Consider the 1972 U.S. men’s basketball team, now in its 50th year since the controversial ending to the gold medal game in Munich turned them arguably into the second-most famous Olympic hoops squad, behind only the 1992 Dream Team.

That group was among the nominees this year as a team entry but didn’t get the necessary votes. In recent years, players Jim Forbes and Dwight Jones and assistant coach Johnny Bach all have died. The Hall feels as out of reach for now as the gold medals they were denied

“We want [members] to enjoy the moment,” Colangelo said. “This is it, this is the pinnacle.

Colangelo added: “Here’s the thing: We can’t play God. We don’t know when any of them is not going to be here. So you’re really talking about speculating how long someone is going to be around. It’s difficult.

“It’s something we talk about all the time. We want to do a better job whenever we can to make sure it happens sooner rather than later.”

News & Notes

Those who did participate Friday were enjoying their moment, including:

• Karl earned his Hall selection in the NBA coaching six franchises, most successfully in Seattle, Milwaukee and Denver. But he played four-plus seasons for San Antonio, including three while the Spurs participated in the ABA. He remains loyal to that upstart league that merged into the NBA before the 1976-77 season.

“I’ll be honest, I don’t think the ABA gets enough credit for the greatness of their league,” Karl said. “The first year of the merger, I think 10 of the 24 All-Stars were ABA players.”

Coaching legend George Karl honored to be named to the Naismith Basketball Hall of Fame.

Karl was in high school near Pittsburgh when the ABA’s Pittsburgh Pipers, lead by the great Connie Hawkins, won the league’s championship. As a rookie, he became such good friends with his roommate Coby Dietrick that he named his son after him.

The longtime coach also is proud of the many ABA ideas the NBA adopted, from cheerleaders and a dunk contest at the All-Star Game to, of course, the 3-point shot. He’s especially happy with the agreement by the NBA and the players union to make pension payments to some of the surviving ABA players

“I’m an ABA guy,” Karl said.

• Hardaway has multiple claims to fame, from his five All-NBA selections and his namesake son who plays for Dallas to teaming with Chris Mullin and Mitch Richmond as Golden State’s “Run TMC” in the 1990s. But he’s a playground legend for his famous killer crossover move, freezing or topping opponents as he scampered by.

Tim Hardaway Killer Crossover mix

Check some of Tim Hardaway's best crossovers.

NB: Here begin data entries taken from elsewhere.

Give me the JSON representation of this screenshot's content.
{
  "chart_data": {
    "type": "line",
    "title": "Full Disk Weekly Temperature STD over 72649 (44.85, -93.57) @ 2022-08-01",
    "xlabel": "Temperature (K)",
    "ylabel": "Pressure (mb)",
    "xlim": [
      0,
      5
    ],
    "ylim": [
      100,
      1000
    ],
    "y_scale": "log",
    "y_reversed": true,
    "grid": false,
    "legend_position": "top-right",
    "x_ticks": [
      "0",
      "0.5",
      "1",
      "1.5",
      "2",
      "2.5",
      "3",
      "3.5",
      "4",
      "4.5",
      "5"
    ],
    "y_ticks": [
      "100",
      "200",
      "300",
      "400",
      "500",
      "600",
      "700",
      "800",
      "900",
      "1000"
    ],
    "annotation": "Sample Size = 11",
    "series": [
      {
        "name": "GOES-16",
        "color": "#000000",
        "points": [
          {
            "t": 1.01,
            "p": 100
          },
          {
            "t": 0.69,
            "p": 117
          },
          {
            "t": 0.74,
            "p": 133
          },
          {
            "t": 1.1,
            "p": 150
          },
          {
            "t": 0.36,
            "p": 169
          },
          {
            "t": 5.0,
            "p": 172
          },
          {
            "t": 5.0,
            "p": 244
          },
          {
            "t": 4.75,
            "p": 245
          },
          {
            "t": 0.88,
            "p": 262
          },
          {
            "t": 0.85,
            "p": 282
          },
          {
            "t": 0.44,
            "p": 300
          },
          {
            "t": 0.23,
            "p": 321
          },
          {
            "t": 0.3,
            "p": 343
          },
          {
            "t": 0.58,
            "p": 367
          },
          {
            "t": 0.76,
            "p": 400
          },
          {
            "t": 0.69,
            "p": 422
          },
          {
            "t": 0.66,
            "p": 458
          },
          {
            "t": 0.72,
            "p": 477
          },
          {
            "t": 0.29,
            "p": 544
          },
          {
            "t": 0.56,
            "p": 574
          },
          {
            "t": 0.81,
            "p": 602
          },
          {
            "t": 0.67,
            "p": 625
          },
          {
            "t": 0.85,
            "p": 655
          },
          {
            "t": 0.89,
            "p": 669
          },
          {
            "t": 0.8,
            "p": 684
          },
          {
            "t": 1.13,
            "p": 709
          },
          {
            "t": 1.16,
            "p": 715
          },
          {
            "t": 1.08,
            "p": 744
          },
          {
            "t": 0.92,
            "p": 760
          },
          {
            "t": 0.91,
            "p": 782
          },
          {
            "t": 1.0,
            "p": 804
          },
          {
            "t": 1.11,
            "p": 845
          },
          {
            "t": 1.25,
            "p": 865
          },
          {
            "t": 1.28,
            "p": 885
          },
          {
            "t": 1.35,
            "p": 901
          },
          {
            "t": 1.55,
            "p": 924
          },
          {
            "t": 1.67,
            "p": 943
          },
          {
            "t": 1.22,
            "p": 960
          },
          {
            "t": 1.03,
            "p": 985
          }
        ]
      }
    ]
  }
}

Asked Friday which current NBA player might rank as the best with that move, the former point guard said: “Nobody has the Tim Hardaway crossover. But I’ll tell you this, there are a lot of guys out there who can handle the basketball. Kyrie Irving, Steph Curry of course, Damian Lillard and you’ve still got the old guy out there: Chris Paul.

“There are a lot of guys out there who, if you’re not ready for it, can break your ankles.”

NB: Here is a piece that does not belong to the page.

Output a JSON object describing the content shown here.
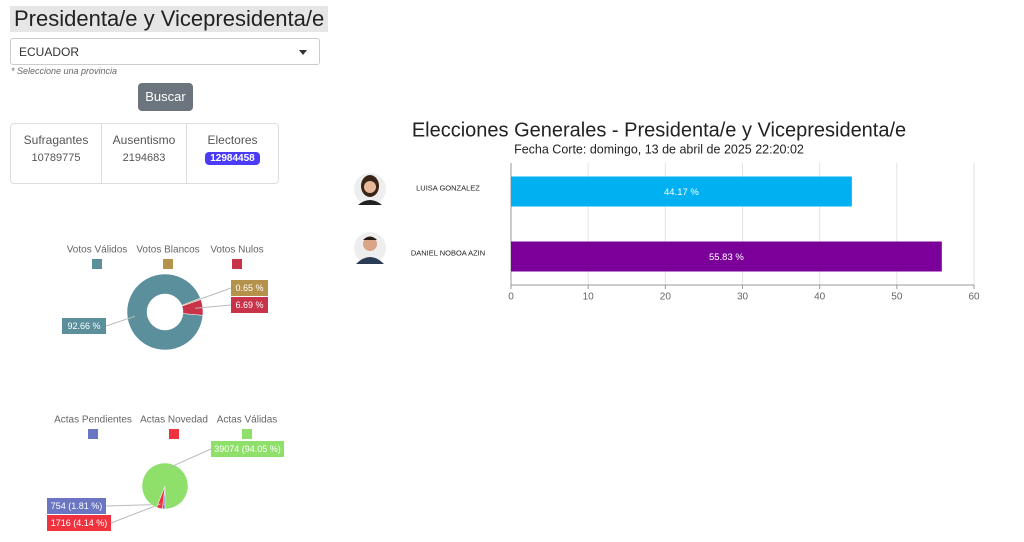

• Harris, whose 556 victories in 14 seasons as head coach only scratched the surface of his contributions as an assistant, an executive and a teacher of the sport, made an important distinction. He said he coached “with” 15 Hall of Famers, stressing collaboration rather than any top-down bossing.

“I didn’t put ‘em there. Most of them were well on their way before I ever got to them,” said Harris, who has worked through six full decades and parts of eight. “I learned from ‘em. That’s why I say ‘with’ them.”

• Manu Ginobili drove home the point of how rare his career was by current standards. “I had 16 years playing for the same coach, with the same point guard and the same power forward,” the four-time NBA champion said of Gregg Popovich, Tony Parker, Tim Duncan and the Spurs. “Other teammates for 5-to-10 years. Same owners, same community, same fans.”

Manu Ginobili's strong relationship with coach Gregg Popovich led to shared success.

Not surprisingly, Ginobili asked Duncan, a Class of 2020 inductee, to be his official presenter Saturday night. “I owe Timmy big time,” he said. “There’s no Hall of Fame talk if Timmy is not on my team.”

This will be the perfect role for the taciturn Duncan. Presenters, regardless of their star power, simply accompany the Hall of Famer onto the stage and stand silently by during their honoree’s acceptance speech.